Kolipano wasn’t a black belt yet, even though he started training in karate 15 years before then.
On the first day Bateman opened his karate school in August 1984, Kolipano was there, literally as Bateman’s first student.
For a decade after buying the black belt in Japan, Kolipano still wasn’t able to wear it and, as is custom, Bateman kept the belt in safe keeping. Bateman brought Kolipano with him on two trips to Okinawa as well. Bateman is a master in Okinawan Karate, the oldest, original form of karate.
Through moves, getting married, having children and other big changes in life, Kolipano stopped taking lessons, restarted and would stop again numerous times over the next 25 years.
“He got up to blue (belt), then he moved and stopped coming. Then suddenly, a couple years later, he came back again,” said Bateman.
About a year ago, Kolipano came back again, now to Bateman’s school in Hampton. Each time he came back, Kolipano started from scratch to regain the belts he had previously passed.
“I’d come and go, but I never wanted to give up. You find that (karate) becomes a part of you,” said Kolipano, who is a Chuckatuck resident. Kolipano is also known as “Rabbit” at Bateman’s school.

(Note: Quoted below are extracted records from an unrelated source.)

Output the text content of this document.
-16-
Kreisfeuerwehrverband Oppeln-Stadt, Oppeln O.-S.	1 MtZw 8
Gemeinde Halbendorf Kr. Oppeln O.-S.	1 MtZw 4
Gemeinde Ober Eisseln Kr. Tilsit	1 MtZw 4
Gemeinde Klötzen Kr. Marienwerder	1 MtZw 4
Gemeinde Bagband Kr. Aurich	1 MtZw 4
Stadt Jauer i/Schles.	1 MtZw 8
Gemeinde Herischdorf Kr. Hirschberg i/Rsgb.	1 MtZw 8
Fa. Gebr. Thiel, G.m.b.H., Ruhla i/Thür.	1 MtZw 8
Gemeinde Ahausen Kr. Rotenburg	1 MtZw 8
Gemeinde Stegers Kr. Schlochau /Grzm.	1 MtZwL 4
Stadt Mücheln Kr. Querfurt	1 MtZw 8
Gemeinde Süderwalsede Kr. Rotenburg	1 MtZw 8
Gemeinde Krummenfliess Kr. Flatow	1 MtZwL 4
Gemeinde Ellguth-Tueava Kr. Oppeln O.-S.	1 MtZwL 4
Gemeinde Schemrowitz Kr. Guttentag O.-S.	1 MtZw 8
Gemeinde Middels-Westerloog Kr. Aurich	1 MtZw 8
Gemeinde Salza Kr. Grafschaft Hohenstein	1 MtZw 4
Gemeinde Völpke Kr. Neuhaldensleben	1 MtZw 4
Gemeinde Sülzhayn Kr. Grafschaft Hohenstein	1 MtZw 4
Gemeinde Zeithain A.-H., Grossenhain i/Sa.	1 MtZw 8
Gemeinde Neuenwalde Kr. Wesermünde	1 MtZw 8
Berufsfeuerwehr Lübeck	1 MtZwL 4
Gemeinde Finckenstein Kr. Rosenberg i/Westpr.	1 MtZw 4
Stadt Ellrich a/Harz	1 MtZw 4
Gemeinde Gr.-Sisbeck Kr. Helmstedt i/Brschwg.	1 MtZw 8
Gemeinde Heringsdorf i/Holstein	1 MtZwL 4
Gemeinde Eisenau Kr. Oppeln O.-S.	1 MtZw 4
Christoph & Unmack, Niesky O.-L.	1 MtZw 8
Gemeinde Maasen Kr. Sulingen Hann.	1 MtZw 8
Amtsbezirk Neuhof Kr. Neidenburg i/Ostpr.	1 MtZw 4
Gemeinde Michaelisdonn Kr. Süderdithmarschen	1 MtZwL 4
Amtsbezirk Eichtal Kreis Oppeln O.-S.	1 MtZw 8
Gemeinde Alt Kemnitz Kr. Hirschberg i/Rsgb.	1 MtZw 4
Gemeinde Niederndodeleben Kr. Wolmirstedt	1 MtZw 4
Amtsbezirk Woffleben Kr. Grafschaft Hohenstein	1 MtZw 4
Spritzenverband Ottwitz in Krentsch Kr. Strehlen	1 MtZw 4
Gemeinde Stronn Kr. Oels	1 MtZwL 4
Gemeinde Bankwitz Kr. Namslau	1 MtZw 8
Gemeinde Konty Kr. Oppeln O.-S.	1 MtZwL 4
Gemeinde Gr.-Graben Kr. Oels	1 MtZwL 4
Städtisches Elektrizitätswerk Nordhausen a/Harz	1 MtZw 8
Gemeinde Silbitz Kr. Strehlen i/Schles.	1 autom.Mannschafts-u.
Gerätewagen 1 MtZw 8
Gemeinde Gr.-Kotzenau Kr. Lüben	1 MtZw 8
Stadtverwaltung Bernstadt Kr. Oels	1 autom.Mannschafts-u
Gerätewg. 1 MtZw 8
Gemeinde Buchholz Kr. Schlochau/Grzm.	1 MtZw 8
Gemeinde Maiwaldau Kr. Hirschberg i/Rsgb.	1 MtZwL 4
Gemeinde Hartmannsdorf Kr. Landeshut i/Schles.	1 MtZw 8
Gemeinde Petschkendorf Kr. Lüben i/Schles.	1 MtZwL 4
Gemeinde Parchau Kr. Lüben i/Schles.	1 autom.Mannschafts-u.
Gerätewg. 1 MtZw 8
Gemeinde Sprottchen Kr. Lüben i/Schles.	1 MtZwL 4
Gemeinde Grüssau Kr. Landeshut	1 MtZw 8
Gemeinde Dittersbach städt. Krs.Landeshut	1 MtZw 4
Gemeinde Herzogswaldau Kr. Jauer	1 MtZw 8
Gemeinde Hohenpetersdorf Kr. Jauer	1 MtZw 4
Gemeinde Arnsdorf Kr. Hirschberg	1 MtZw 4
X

While Kolipano was a brown belt, one color away from a black belt, he was an assistant instructor for Bateman. One day a few months ago, while Bateman’s master instructor, ninth-degree black belt Sensei Tadashi Yamashita, was visiting the school in Hampton, Yamashita asked Bateman, who is a seventh-degree black belt, why Kolipano was still a brown belt.
“(Yamashita) felt the time, dedication and loyalty was there. He said, ‘No. Today, you promote him.’” Bateman said.
Yamashita and Bateman called Kolipano into an office and told him of the decision.
“It was a total surprise. I couldn’t have been anymore shocked,” said Kolipano.
There was still the matter of the physical test to become a black belt. Officially, once Yamashita and Bateman had made Kolipano a black belt, he was a black belt. Every other student under Bateman had passed a physical test however, so Kolipano wouldn’t want to take a shortcut.
The test, all in one span, which usually adds up to three to four hours, is made up of a five-mile run, 500 repetitions of four different types of kicks, 500 push-ups and 500 sit-ups.
Over the decades, Kolipano had competed and won medals many years at the Commonwealth Games in Roanoke. This past summer though, Rabbit won two gold medals and a bronze medal only six months after restarting in the sport.
Making the Games even more memorable was that it was the first time his daughter Dorhett competed. Dorhett won two gold medals in her belt group.
“It was great. It was just a very cool family thing,” Kolipano said.
His son Shandon is also taking lessons at Bateman’s school. Dad is an instructor in a class including his two children. After leaving karate in the past because of his kids, it’s turned out getting his children interested in karate was a big reason why Rabbit came back into it.
Now he teaches his classes while proudly wearing his custom, Japanese-made black belt. The wait has made it even more meaningful.